What effect do feet have on knees?
Can bad feet cause bad knees?
Why do my kneecaps hurt when I walk down stairs?
What are the causes of mal-tracking patella / lateral tracking patella syndrome?
What is chondromalacia patella and why did I get it?
To understand chondromalacia patella (CMP), it is helpful to know just a little about the anatomy of the knee joints and the thigh muscles . The patella bone, commonly known as the kneecap, has a ‘V’ shaped bump on its rear surface and the femur or thighbone has a V shaped groove on its front surface. Each of these areas are coated in the joint lining material called cartilage which is quite slippery to facilitate smooth gliding of the joint. Two main muscles that are part of the quadriceps group on the front of the thigh ideally work to pull the kneecap straight up and down in line with the groove when the knee joint is functioning well. These muscles are called Vastus Medialis and Vastus Lateralis.
When your knee function is not perfect and you develop chondromalacia patella, the underlying problem is the physics of the angle of pull of the two Vasti muscles. Straight alignment of the muscles’ start and finish point with the direction and location of the groove will mean that the patella goes up and down the femoral groove in a straight line without wanting to pull off to one side. When we see patients who have developed chondromalacia patella, one of the first things we look for an excessive rolling in of the foot called pronation.

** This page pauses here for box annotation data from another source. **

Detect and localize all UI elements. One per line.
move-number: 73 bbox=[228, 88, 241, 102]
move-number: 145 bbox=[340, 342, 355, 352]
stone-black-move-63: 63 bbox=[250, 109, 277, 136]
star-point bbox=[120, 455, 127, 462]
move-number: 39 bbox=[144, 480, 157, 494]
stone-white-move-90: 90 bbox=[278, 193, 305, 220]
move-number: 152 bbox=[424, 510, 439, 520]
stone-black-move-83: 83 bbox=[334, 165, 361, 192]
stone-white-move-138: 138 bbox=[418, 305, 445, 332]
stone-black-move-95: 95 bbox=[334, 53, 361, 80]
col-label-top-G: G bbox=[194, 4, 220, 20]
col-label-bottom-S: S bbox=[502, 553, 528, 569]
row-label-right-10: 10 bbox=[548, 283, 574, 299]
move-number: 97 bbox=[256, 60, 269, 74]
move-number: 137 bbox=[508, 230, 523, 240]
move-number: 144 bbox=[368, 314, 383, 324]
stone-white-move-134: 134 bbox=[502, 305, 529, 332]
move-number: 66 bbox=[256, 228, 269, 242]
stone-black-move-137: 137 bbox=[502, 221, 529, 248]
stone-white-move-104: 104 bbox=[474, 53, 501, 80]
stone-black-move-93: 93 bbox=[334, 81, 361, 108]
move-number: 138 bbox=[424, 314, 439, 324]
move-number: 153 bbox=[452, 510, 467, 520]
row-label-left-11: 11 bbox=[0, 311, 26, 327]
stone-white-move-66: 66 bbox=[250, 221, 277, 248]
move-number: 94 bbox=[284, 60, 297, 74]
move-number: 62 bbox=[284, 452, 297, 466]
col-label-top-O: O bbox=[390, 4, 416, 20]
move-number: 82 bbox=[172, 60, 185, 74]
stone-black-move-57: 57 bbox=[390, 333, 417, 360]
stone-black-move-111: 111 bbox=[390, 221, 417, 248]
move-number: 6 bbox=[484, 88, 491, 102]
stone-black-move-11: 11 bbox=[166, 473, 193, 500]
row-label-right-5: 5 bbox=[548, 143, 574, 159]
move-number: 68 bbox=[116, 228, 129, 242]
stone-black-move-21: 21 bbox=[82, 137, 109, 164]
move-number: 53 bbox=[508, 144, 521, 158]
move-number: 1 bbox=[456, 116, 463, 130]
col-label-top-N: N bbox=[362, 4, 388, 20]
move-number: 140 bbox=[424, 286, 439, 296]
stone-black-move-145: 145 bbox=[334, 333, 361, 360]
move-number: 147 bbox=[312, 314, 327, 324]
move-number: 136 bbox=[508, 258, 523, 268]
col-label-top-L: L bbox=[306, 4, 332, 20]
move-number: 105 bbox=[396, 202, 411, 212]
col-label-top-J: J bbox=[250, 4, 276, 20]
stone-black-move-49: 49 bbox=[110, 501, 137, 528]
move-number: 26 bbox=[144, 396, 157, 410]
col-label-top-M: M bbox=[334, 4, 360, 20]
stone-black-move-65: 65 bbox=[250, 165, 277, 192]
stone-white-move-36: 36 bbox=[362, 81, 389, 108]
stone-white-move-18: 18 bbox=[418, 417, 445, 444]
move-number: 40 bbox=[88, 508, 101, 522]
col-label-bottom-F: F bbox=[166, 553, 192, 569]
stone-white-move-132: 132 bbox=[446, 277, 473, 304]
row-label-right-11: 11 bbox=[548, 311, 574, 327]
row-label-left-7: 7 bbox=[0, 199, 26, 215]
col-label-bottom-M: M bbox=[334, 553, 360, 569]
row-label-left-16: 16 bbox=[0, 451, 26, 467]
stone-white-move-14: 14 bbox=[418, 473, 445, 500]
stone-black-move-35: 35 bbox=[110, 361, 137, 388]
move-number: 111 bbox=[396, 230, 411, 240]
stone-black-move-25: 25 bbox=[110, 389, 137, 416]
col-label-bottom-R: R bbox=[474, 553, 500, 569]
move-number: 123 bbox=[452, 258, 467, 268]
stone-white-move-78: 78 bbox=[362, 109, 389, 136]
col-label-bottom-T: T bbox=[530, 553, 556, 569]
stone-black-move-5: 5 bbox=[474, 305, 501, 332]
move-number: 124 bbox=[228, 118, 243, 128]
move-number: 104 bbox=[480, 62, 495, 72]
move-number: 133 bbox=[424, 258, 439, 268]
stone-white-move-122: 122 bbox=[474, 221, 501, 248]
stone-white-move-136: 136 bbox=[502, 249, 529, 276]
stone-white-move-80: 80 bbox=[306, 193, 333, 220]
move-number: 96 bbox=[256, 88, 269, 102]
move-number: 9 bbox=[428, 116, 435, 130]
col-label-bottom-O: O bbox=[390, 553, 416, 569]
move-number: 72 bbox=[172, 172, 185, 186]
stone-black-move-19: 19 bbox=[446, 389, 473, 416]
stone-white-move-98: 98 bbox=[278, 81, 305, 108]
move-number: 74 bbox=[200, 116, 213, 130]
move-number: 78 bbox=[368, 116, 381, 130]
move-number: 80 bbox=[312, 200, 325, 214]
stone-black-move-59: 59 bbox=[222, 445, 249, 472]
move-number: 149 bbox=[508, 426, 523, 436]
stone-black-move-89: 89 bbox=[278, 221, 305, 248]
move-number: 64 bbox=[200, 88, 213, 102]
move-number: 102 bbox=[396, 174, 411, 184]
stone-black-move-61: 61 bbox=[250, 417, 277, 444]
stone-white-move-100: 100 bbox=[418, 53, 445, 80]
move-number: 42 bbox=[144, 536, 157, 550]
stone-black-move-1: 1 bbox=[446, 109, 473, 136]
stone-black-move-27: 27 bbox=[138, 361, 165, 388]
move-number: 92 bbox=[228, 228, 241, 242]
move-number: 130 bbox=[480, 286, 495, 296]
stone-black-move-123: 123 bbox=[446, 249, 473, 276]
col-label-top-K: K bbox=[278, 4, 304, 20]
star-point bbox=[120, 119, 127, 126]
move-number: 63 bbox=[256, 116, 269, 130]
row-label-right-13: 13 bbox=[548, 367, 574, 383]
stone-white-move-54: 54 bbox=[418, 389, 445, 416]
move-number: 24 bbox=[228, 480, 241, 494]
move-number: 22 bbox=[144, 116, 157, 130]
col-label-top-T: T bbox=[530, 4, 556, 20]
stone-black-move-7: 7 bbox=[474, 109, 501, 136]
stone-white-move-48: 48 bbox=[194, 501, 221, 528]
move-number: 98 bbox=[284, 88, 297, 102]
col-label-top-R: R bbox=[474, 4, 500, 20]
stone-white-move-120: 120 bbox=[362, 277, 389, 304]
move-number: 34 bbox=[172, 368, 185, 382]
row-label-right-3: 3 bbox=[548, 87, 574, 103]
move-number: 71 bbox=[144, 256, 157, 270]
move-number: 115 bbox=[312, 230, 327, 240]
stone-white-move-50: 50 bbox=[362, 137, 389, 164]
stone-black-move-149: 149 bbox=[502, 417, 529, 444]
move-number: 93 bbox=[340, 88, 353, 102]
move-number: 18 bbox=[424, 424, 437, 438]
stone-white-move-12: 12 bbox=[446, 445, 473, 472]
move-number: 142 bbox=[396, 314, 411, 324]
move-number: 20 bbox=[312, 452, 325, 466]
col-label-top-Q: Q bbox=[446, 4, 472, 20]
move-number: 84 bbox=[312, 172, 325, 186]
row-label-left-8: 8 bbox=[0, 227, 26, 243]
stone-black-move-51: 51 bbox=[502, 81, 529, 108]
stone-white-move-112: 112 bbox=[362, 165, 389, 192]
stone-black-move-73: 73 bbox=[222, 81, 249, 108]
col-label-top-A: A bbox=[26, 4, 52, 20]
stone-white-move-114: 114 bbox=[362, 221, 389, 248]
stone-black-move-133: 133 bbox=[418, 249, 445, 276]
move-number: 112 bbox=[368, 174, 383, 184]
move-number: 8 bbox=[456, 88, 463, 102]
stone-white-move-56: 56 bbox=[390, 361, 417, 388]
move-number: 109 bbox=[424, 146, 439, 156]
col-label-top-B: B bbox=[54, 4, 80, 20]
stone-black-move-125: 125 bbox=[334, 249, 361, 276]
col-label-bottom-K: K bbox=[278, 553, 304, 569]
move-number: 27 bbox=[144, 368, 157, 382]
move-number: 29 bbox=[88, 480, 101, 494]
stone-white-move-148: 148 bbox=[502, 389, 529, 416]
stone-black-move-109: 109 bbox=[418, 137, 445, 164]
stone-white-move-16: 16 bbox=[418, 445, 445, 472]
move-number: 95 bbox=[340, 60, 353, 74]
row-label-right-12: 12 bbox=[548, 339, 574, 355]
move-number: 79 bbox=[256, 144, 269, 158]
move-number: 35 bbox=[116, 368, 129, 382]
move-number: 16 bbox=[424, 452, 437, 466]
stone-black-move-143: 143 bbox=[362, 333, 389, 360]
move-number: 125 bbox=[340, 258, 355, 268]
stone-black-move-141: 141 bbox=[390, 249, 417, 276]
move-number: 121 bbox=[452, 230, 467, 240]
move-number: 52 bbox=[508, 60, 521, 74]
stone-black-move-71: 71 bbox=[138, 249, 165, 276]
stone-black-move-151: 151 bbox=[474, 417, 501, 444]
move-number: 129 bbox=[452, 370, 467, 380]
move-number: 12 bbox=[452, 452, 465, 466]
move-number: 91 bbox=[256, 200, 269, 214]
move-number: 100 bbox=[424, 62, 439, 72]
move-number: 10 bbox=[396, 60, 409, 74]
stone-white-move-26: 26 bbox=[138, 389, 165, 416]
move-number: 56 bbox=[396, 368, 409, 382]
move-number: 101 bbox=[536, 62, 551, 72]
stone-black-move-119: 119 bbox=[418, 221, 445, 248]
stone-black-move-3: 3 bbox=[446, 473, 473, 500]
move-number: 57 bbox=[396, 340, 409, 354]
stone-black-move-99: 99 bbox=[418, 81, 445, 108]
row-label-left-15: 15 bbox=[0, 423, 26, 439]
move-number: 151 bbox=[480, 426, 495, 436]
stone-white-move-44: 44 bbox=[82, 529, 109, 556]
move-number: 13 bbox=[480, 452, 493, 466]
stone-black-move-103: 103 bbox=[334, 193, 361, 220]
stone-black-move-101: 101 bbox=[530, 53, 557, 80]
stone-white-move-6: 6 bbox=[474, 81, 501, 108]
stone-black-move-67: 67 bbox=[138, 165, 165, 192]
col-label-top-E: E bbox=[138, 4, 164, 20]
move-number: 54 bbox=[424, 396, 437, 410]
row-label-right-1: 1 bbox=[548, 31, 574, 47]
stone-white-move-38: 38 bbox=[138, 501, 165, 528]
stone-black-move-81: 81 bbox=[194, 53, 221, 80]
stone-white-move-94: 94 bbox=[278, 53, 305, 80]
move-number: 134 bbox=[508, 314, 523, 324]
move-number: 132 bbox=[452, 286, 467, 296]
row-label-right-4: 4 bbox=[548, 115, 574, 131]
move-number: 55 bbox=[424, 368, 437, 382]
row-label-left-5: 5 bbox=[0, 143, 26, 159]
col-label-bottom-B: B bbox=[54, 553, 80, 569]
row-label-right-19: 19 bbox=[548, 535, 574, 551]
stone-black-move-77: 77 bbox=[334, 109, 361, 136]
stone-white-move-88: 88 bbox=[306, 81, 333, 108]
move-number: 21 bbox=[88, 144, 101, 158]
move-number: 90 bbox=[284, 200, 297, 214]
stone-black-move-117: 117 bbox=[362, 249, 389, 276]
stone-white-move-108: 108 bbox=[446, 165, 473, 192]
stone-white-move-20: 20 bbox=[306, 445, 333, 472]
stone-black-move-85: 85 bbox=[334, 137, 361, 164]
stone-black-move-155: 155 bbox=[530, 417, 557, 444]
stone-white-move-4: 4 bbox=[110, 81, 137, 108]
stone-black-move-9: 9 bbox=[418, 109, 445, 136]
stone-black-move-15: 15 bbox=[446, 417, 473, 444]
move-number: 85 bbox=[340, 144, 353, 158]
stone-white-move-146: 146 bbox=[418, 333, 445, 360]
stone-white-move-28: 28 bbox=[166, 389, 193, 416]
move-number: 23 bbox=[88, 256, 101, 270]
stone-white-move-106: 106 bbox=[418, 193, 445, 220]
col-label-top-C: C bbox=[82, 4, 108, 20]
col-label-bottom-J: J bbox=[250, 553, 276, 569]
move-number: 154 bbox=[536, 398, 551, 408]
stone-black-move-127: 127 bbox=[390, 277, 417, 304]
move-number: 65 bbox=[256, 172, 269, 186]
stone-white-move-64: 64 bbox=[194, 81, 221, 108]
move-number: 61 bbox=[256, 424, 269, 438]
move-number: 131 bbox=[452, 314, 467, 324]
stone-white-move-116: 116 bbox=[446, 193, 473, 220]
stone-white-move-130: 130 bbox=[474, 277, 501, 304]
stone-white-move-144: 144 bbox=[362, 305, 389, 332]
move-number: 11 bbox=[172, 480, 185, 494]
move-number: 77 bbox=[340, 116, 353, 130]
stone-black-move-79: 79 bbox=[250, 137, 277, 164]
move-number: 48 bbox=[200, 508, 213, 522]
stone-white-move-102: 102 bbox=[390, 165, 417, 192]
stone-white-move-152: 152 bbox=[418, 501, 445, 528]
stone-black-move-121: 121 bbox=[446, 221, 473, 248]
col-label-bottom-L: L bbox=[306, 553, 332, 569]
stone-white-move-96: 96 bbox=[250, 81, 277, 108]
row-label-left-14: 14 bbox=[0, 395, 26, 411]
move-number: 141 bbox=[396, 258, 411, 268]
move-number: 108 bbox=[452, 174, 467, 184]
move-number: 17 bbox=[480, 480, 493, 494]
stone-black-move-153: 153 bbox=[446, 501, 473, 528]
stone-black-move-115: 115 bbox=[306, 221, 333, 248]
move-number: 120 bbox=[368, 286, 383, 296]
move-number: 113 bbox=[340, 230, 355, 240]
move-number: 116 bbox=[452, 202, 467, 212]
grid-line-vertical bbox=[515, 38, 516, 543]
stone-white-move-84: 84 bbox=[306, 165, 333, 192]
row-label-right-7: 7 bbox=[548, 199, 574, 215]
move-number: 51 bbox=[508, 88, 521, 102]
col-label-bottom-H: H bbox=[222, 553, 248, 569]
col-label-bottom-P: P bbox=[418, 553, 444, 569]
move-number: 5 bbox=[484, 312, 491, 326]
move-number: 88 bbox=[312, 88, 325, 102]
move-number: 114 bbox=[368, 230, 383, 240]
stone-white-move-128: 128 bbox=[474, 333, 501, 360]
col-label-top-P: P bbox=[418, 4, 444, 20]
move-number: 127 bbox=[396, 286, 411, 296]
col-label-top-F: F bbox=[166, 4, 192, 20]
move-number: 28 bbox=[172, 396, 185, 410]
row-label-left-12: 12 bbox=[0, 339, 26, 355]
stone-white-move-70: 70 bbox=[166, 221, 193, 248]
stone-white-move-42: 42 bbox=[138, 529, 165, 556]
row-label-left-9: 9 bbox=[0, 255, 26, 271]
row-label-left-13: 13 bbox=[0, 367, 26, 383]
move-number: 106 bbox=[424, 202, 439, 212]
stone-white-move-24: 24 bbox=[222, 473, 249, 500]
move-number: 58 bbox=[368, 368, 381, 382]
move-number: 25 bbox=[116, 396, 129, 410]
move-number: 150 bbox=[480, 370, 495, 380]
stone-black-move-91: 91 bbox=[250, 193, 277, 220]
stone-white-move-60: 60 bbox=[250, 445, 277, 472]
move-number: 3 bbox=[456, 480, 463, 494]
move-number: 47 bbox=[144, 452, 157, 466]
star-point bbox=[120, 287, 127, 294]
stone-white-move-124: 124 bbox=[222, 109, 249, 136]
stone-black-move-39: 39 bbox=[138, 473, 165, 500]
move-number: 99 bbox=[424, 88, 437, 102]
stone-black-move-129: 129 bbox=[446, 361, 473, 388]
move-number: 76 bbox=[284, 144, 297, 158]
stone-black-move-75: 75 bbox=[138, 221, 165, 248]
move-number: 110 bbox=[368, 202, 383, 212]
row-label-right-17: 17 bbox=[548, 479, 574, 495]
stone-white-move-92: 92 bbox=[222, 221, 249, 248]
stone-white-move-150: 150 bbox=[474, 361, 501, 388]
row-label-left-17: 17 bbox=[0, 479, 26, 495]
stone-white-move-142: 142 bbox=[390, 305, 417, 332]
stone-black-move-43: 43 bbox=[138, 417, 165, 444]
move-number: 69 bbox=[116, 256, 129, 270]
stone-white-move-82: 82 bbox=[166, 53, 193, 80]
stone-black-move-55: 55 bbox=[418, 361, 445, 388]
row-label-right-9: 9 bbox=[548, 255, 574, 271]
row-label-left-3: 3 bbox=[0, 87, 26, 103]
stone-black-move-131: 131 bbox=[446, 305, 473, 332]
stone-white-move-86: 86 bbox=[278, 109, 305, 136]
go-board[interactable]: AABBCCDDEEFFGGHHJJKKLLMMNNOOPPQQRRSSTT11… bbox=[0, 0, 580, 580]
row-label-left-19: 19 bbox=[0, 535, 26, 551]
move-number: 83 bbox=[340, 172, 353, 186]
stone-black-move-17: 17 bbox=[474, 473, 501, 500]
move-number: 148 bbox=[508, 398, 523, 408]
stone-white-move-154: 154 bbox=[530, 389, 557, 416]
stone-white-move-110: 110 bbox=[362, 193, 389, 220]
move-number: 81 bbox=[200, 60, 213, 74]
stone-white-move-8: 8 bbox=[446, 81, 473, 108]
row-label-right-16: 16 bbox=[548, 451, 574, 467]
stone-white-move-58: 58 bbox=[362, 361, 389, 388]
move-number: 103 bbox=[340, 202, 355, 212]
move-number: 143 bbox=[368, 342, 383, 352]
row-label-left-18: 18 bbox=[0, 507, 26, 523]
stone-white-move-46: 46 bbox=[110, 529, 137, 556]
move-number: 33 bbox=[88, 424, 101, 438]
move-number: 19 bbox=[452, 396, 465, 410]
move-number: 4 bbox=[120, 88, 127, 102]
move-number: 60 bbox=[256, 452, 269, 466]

The altered physics of this foot position means that the outside Vastus muscle can pull with a lot more strength than the inside one can and so it ends up doing much of work. The outside muscle then gets stronger while the inner Vastus muscle grows weaker due to being underworked. The result of this is that, when you take a step and the muscles contract, the kneecap runs off its course within the groove. This irritates and wears away the cartilage on one side of the patellofemoral (kneecap/thighbone) joint, causing pain.
During a podiatry examination, the podiatrist will most likely have you perform a contraction of the thigh muscles to assess what path the patella takes in its usual pattern of movement. If the kneecap tried to move out of the groove as it is drawn upwards by the muscular contraction, it is likely that this is the cause of the knee pain. You will be able to see this occurring for yourself once you know what you are looking for. People who have chondromalacia patella usually describe the pain as being around the edges of the kneecaps or ‘up and under’ the bottom edge of the patella. Often the swelling within the joint causes the area to feel full or tight.
In some people, a piece of fibrous tissue called the retinaculum that helps to keep the kneecap properly positioned becomes stressed as it works hard to keep the kneecap from going too far and dislocating. This leads to a more spread out pain in an area below the kneecap and off to the inside edge. This condition is often not picked up by people who don’t see knees a lot but usually settles well once the kneecap muscle function is made more even.